Dr Matt Strain at the University of California, San Diego is interested in developing new technologies for monitoring HIV (human immunodeficiency virus) DNA and RNA in people undergoing antiretroviral therapies. Within the virology field, his lab was an early adopter of droplet digital PCR (ddPCR) for absolute quantification of HIV targets. We talked to Dr Strain about the development of assays and protocols for ddPCR and discussed the benefits and some limitations of the technology in his research where minimal target is present.
HIV assay challenges
Initially, Dr Strain was interested in ddPCR because it offers absolute quantification without the need for reference standards or endogenous controls. However, there were no standardized clinical assays for HIV using this method, and developing qPCR assays for HIV presents some specific challenges. As Dr Strain notes, one reason for the lack of standardized assays is that “the HIV genome is highly variable and can differ by 10% or more in a single infected person”. In real-time qPCR that variability is problematic because even a single SNP can greatly affect amplification efficiency, which will alter the Cq value and reproducibility of the assays. Because ddPCR records only the production of the end-point amplicon, it is able to produce accurate quantification even with sub-optimal amplification efficiency and, similarly, it is not as critical to have standardized assays to reproduce experimental results.
Dr Strain and his colleagues also observed that ddPCR is more precise than real-time qPCR in their HIV assays for target concentrations below 300 copies/106 cells . The added precision is an important advantage since HIV targets are often present at very low concentrations relative to the cellular DNA background. This is especially true for the types of individuals the scientists are interested in—those undergoing antiretroviral therapy.
Despite these benefits, ddPCR assays also have some challenges. Dr Strain specifically points to problems that he and his colleagues encountered with setting the threshold for positive and negative droplets. One problem was that using the Bio-Rad software to automatically set the threshold produced some calls that were visibly incorrect upon closer inspection of the data. This prompted Dr Strain to write custom software that improved these results but was not able to entirely eliminate the incorrect calls . The threshold problem was more pronounced when starting with RNA samples, possibly because a component of the ddPCR buffers interferes with reverse transcription. The reduced fluorescence in the RNA assays results in overlapping positive and negative data points, which leads to experiment failures or underestimation of sample copy number.
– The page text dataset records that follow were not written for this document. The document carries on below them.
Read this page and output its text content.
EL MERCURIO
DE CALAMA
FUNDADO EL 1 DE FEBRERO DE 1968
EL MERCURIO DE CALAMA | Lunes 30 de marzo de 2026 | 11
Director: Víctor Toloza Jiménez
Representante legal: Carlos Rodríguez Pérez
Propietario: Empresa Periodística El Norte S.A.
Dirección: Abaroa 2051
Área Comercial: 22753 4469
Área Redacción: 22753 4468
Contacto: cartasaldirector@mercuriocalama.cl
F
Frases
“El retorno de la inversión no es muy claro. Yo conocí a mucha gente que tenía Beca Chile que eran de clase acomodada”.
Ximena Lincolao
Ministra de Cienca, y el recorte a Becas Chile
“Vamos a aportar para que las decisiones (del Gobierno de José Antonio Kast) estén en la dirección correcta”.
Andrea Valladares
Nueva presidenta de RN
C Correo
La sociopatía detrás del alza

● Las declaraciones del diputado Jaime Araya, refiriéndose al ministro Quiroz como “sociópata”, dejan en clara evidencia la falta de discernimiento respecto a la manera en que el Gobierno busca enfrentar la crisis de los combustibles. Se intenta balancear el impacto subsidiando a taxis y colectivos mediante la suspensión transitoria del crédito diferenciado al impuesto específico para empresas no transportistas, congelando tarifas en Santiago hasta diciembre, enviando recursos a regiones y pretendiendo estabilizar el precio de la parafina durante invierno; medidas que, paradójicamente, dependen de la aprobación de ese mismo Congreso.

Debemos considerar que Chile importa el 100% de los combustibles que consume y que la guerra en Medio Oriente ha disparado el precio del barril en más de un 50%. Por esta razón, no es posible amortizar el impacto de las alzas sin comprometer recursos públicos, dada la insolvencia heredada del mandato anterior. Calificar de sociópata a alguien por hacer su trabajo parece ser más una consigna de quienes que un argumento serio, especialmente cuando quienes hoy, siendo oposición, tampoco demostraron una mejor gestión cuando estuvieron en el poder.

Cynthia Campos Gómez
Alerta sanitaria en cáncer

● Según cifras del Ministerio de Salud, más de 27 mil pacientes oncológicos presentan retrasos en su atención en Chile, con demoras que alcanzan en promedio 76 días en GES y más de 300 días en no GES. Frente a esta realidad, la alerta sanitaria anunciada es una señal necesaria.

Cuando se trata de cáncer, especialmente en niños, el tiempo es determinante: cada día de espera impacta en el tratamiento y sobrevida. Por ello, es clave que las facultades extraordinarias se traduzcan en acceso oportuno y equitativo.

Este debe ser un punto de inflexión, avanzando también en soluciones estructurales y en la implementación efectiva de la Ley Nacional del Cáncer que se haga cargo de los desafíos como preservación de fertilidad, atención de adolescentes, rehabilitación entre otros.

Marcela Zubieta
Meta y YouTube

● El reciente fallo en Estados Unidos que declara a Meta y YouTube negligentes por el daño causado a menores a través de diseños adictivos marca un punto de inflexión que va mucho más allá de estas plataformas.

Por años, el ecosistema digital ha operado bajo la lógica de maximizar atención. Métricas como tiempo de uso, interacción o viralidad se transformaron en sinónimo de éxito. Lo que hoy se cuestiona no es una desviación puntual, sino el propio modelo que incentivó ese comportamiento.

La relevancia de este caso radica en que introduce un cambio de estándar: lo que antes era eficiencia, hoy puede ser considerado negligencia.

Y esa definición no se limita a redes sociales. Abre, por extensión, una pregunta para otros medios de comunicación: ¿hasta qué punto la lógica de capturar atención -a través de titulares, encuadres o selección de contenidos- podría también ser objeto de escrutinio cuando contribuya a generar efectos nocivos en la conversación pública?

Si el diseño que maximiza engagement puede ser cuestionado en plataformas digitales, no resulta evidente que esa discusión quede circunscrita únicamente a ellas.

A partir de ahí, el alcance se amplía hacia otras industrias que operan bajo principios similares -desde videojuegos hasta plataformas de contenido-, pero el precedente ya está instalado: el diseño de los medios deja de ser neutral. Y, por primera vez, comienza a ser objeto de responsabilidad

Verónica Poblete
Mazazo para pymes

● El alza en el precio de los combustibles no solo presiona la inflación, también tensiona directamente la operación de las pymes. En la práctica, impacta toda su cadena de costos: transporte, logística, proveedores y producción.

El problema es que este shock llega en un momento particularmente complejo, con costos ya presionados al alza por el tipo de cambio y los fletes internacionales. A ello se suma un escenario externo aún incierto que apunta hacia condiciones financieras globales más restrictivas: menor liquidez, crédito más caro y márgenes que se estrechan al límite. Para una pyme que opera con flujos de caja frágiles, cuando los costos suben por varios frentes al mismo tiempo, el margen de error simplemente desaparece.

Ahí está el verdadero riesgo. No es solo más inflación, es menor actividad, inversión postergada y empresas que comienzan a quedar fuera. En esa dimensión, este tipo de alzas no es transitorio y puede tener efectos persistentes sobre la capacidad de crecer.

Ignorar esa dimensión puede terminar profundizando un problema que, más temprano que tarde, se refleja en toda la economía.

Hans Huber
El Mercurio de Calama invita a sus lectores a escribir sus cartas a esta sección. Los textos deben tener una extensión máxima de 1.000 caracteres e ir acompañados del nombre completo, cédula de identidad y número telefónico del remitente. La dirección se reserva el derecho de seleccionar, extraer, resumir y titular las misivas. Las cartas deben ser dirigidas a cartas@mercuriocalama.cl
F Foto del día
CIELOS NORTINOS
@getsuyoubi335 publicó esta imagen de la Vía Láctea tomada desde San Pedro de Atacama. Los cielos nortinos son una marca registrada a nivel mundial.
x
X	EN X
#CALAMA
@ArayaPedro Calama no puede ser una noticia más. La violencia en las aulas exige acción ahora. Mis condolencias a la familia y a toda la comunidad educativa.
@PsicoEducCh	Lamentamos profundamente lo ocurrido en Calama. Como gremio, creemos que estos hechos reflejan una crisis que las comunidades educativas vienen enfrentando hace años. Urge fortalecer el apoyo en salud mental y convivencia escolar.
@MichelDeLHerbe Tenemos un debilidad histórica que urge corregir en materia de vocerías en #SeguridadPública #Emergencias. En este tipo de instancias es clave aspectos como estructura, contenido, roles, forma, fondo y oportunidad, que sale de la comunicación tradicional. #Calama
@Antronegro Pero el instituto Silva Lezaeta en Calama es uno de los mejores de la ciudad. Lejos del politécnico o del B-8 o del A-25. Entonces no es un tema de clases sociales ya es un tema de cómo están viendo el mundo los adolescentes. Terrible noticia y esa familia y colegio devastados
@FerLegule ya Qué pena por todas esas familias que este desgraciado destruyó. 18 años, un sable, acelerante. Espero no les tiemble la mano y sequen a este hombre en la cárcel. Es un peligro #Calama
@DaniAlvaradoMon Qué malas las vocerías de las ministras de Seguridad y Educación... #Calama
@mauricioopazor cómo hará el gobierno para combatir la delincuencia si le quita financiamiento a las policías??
Reducing background with double-quenched probes
Since publishing their initial findings , the lab has switched to using ZEN™ Double-Quenched Probes for all of their ddPCR assays. ZEN Double-Quenched Probes have a 3′ Iowa Black quencher, combined with an internal ZEN quencher that is only 9 bases from the fluorophore reporter at the 5′ end. The combined quenchers are compatible with ddPCR, and can lead to reduced background fluorescence and increased signal compared to similar single-quenched probe designs, resulting in improved ddPCR resolution (Figure 1).
Dr Strain tells us, “We haven’t needed the double-quenched probes for every assay, but they work well in ddPCR, and there is value in the lower background that double-quenched probes can provide, especially when there may be mutations in primer or probe target sites.” For these HIV assays, Dr Strain says, “We are looking at really low copy numbers, so individual droplets matter”.
Open-access protocols, including updated probe designs for the HIV assays, can be found here.
Figure 1. ZEN Double-Quenched qPCR Probes increase discrimination between positive and negative droplets in ddPCR. Absolute florescence is strictly dependent on probe sequence and length. Here, FAM-labeled HIV probes (Pol HIV and 2LTR HIV) that either included or omitted a second quencher, ZEN Internal Quencher (IDT), were compared in ddPCR assays performed with (A) RNA samples and (B) DNA samples. In both cases, the use of a ZEN Double-Quenched Probe reduced fluorescence of the negative droplet population. This facilitated discrimination of positive vs negative droplets. The positive cluster in the assays also appeared “tighter”, which made it easier for the research team to set the threshold.
The Strain lab continues to develop ddPCR as a tool for HIV research with various types of samples and applications. Currently, they are using their RNA assays to quantify virus in cultures of patient cells, where the scientists have activated virus production ex vivo. This approach gives these researchers a good indication of the latent reservoir of cells in the population that are capable of producing more virus—the cells that they and others want to eliminate to eradicate HIV.
Dr Strain is also working on an open source dPCR platform that will allow HIV viral load monitoring as well as monitoring of other disease types. The system will use a microwell chip developed in his lab that is currently undergoing refinement. This format also addresses some of the problems the Strain group has encountered, such as the possibility of PCR or cell lysis reagents interacting with the ddPCR chemistry in detrimental ways. Essentially, the microwell system would provide a more robust assay that is compatible with a wider range of experimental conditions.